Markup | Genome Research

Figure 1.

An algorithmic overview of satellite characterization and linear representation. (A) Cartoon depiction of centromeric array spanning the complete centromere assigned gap on chromosome X. The multimegabase-sized DXZ1 array is comprised of tandemly arranged higher-order repeats, shown as dark-gray arrows. Examples of array sequence variants are indicated as follows: between pink and blue boxes, single-nucleotide change, illustrated in the second monomer of the HOR; orange box provides a description of monomer rearrangement with a deletion in HOR monomer order; and green box demonstrates a site of transposable element insertion interrupting the repeat. (B) To generate linear representation of these sequences the algorithm uses three key steps: First, an array sequence database is generated, where full-length monomers that are identified on each WGS read are organized relative to the DXZ1 HOR canonical repeat, with sites of variation as indicated.
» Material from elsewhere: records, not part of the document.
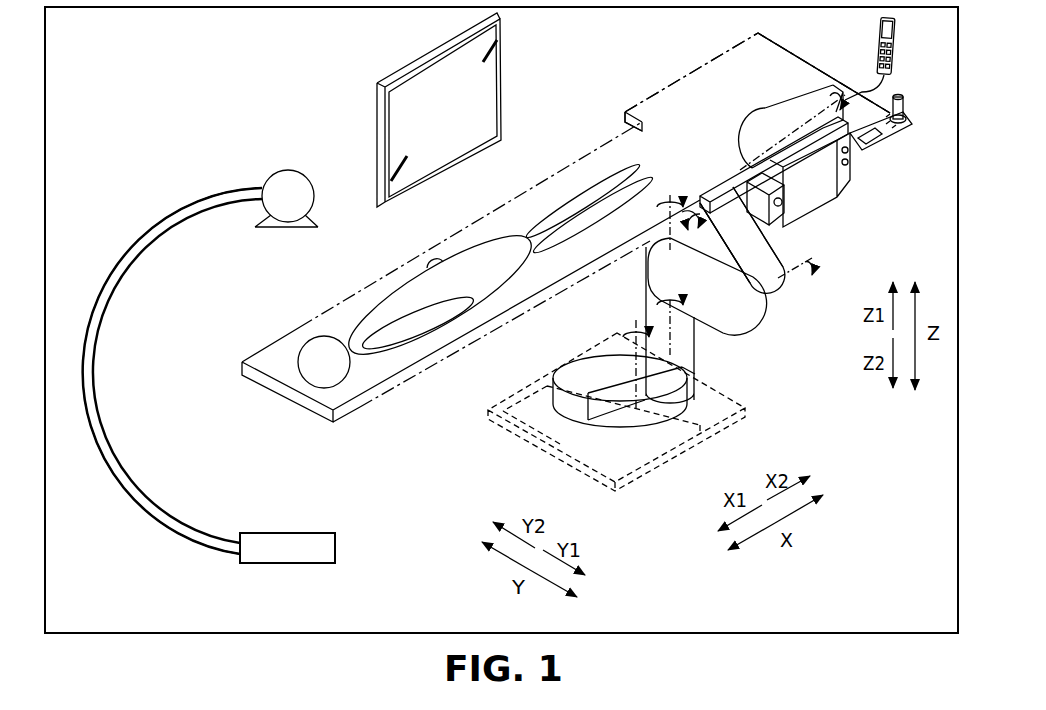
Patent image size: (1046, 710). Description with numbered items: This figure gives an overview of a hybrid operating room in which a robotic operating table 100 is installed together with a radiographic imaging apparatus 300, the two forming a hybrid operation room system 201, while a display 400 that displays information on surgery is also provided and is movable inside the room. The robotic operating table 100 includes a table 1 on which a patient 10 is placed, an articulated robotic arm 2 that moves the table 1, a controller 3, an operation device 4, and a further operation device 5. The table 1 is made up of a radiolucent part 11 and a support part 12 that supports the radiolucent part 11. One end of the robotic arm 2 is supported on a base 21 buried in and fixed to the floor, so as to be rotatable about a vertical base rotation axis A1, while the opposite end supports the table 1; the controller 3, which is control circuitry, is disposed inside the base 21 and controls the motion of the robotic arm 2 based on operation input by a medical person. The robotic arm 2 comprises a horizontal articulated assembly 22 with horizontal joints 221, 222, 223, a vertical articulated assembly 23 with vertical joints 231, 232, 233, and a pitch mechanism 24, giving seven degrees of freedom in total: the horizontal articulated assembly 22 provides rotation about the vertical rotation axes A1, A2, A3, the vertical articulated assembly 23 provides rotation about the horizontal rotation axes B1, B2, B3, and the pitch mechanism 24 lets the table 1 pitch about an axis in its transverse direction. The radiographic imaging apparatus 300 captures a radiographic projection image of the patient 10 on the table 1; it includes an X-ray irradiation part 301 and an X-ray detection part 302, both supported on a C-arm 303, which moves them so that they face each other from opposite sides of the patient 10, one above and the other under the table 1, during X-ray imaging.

The table 1 is at (688, 108).
The articulated robotic arm 2 is at (777, 327).
The controller 3 is at (521, 411).
The operation device 4 is at (891, 146).
The operation device 5 is at (896, 56).
The patient 10 is at (427, 297).
The radiolucent part 11 is at (281, 349).
The support part 12 is at (782, 77).
The base 21 is at (698, 423).
The horizontal articulated assembly 22 is at (714, 377).
The vertical articulated assembly 23 is at (819, 234).
The pitch mechanism 24 is at (816, 191).
The robotic operating table 100 is at (620, 95).
The hybrid operation room system 201 is at (676, 46).
The horizontal joint 221 is at (643, 387).
The horizontal joint 222 is at (676, 343).
The horizontal joint 223 is at (641, 268).
The vertical joint 231 is at (781, 292).
The vertical joint 232 is at (750, 196).
The vertical joint 233 is at (782, 127).
The radiographic imaging apparatus 300 is at (154, 200).
The X-ray irradiation part 301 is at (298, 182).
The X-ray detection part 302 is at (315, 533).
The C-arm 303 is at (98, 357).
The display 400 is at (360, 78).
The rotation axis A1 is at (632, 354).
The rotation axis A2 is at (667, 314).
The rotation axis A3 is at (674, 212).
The rotation axis B1 is at (814, 262).
The rotation axis B2 is at (707, 224).
The rotation axis B3 is at (792, 125).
Second, read databases are reformatted into sequence graphs, wherein nodes are defined by identical monomers and edge weights are defined by the normalized read counts that define each observed adjacency in the WGS read database. Finally, traversal of the graph using a second-order Markov model provides a linear description of the original read database: presenting variant sequences in proportion and preserving the local-monomer ordering (defined by length of read database ∼500 bp) as observed in the initial read database.